Laparoscopic Treatment of Medial Arcuate Ligament Syndrome

Clayton C Petro, MD, Michael J Rosen, MD, Yuri W Novitsky, MD. University Hospitals Case Medical Center.

Introduction:   A 48-year-old otherwise healthy female presented with “years” of worsening post-prandial abdominal pain associated with a gradual 45-lb weight loss. Her initial evaluation included an upper endoscopy that showed no obvious etiology of her symptoms. CTA showed isolated narrowing of the celiac trunk with no other stigmata of peripheral arterial disease.

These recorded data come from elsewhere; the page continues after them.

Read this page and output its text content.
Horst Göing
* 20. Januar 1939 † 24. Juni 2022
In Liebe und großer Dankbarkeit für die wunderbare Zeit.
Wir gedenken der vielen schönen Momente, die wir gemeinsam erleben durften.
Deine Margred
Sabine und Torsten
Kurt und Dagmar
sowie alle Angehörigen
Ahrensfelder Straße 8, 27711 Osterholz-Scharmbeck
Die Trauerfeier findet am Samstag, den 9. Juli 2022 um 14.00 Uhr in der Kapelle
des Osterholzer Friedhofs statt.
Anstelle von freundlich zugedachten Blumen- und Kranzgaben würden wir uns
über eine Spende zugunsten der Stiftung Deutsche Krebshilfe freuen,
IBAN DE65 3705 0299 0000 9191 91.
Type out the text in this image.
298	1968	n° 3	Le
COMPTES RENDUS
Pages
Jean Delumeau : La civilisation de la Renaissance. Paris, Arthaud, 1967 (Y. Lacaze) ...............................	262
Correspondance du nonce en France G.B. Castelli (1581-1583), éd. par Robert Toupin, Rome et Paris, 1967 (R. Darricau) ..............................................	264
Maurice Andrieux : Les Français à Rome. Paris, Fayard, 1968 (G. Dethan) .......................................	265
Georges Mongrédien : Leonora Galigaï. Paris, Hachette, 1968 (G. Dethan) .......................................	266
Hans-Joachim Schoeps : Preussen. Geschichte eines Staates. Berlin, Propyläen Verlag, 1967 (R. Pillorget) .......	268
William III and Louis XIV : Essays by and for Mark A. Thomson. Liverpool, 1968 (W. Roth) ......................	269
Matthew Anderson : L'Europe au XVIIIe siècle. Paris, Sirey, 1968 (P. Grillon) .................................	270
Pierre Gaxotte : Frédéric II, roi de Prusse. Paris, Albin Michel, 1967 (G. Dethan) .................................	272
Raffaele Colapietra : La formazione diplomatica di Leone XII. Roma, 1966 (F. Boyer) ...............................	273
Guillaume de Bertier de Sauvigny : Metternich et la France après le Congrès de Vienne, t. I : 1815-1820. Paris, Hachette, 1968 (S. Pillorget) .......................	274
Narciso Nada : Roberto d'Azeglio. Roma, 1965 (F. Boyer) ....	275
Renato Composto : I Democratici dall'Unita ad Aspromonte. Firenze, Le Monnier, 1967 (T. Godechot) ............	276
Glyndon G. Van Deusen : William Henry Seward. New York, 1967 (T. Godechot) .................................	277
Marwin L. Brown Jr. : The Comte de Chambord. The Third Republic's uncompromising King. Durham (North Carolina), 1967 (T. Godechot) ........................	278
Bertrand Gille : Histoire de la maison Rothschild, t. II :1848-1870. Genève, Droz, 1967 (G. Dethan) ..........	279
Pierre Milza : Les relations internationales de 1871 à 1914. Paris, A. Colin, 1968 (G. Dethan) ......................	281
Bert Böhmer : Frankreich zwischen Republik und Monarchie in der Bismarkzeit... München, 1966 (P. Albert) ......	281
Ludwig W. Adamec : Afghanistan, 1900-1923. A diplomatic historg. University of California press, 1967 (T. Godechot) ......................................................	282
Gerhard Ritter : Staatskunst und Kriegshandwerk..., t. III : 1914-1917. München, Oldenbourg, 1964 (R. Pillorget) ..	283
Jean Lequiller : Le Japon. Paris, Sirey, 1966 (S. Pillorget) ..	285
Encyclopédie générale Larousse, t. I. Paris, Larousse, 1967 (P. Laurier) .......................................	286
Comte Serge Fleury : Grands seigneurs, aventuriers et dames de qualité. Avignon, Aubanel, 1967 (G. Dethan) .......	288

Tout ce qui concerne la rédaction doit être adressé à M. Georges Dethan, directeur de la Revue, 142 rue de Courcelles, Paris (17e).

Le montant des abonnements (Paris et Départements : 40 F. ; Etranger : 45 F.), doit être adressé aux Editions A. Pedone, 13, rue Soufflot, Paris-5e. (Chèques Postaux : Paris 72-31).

Methods:   The patient was taken to the operating room with the plan for laparoscopic management by release of the median arcuate ligament and associated fibromuscular tissue causing external compression of the celiac vessels. Key steps included dissection of the left gastric artery, identification and dissection the celiac trunk as well as meticulous division of lymphoid and fibromuscular tissue around the celiac trunk.

Results:   The patient had no postoperative complications and was entirely relieved of her symptoms with 5-year follow-up.

Conclusion:   Laparoscopic management of this uncommon disease of exclusion is safe and effective. Importantly, a laparoscopic approach allows for excellent precision during this “high stakes” dissection in the absence of proximal/distal control.